Agora estamos a entrar numa nova fase. Como é que vive momentos tão intensos como um conclave ou um sínodo?
-Viver um conclave é uma experiência profissional verdadeiramente impressionante. O meu primeiro conclave foi após a morte do Papa Paulo VI. Estava a começar a minha carreira, era muito jovem, e lembro-me da emoção de estar na Praça de São Pedro, à espera do famoso fumo. No caso de João Paulo I, lembro-me que estava na praça com o meu operador de câmara, um homem com muita experiência, que tinha feito guerras, muitas coberturas. À tarde, começou a levantar-se um fumo cinzento e ele disse-me "vou-me embora porque o fumo é cinzento, até amanhã"; e tal como ele, muitas, muitas equipas foram embora. Eu não tinha experiência, tinha 23 anos e era um completo novato, mas quando vi o fumo cinzento pensei que o cinzento não era preto nem branco. Qual não foi a minha surpresa quando, de repente, com as posições dos comentadores do Vaticano meio vazias na praça, o fumo branco se definiu e, de facto, foi anunciada a eleição do Papa João Paulo I. Encontrei um operador de câmara italiano que conhecia e pedi-lhe o enorme favor de me filmar no momento em que o Papa ia sair pela primeira vez para a varanda. Tenho essa recordação muito forte e muito marcante, porque foi uma grande lição de que, como jornalista, nunca se deve sair de cena.
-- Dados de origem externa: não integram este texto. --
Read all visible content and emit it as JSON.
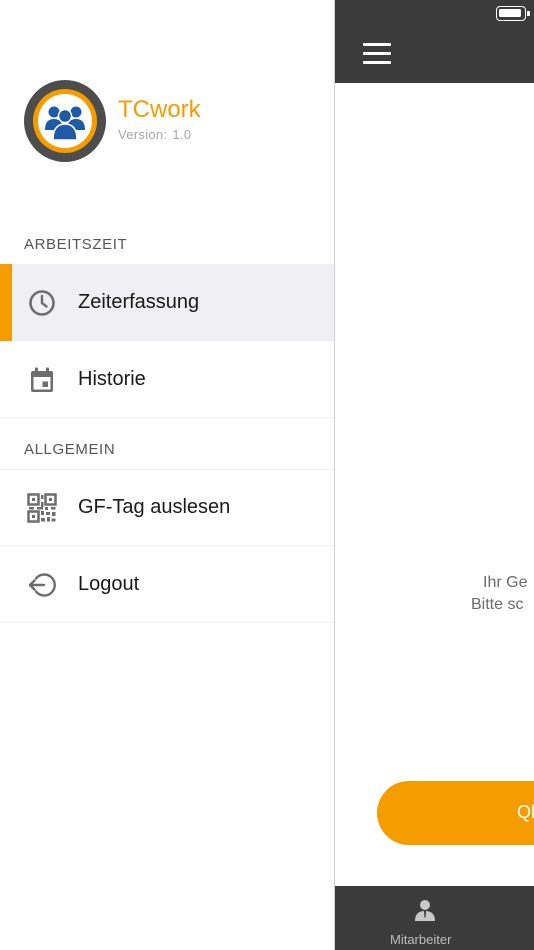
{
  "colors": {
    "accent": "#f59c00",
    "dark_bar": "#3b3b3b",
    "active_row": "#efeff4"
  },
  "drawer": {
    "app_name": "TCwork",
    "version_label": "Version:",
    "version_value": "1.0",
    "avatar_icon": "team-icon",
    "sections": [
      {
        "title": "ARBEITSZEIT"
      },
      {
        "title": "ALLGEMEIN"
      }
    ],
    "items": [
      {
        "label": "Zeiterfassung",
        "icon": "clock-icon",
        "active": true
      },
      {
        "label": "Historie",
        "icon": "calendar-icon",
        "active": false
      },
      {
        "label": "GF-Tag auslesen",
        "icon": "qr-code-icon",
        "active": false
      },
      {
        "label": "Logout",
        "icon": "logout-icon",
        "active": false
      }
    ]
  },
  "main": {
    "menu_icon": "hamburger-menu-icon",
    "battery_icon": "battery-icon",
    "message_line1": "Ihr Ge",
    "message_line2": "Bitte sc",
    "qr_button_label": "Ql",
    "tab": {
      "label": "Mitarbeiter",
      "icon": "person-icon"
    }
  }
}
O seguinte foi a eleição de João Paulo II e depois, após a morte de João Paulo II, a eleição do Papa Bento XVI. Foram todos momentos de uma intensidade impressionante.
Talvez a nível profissional, o momento mais difícil seja quando se tem de anunciar a morte de um Papa. No caso de João Paulo II, vivemos durante dias, semanas, com a angústia de "perder" essa notícia, porque o Papa estava muito doente: não sabíamos quando ia morrer. Em termos de notícias, esse é um momento muito forte, mas obviamente o conclave é outra história, porque estamos à espera de saber o nome do novo Papa. E há sempre uma grande emoção quando aparecem na varanda e começam a dizer o nome do futuro Papa, porque toda a gente tenta perceber se conhece ou não o cardeal que foi eleito como novo pontífice. São momentos de grande intensidade.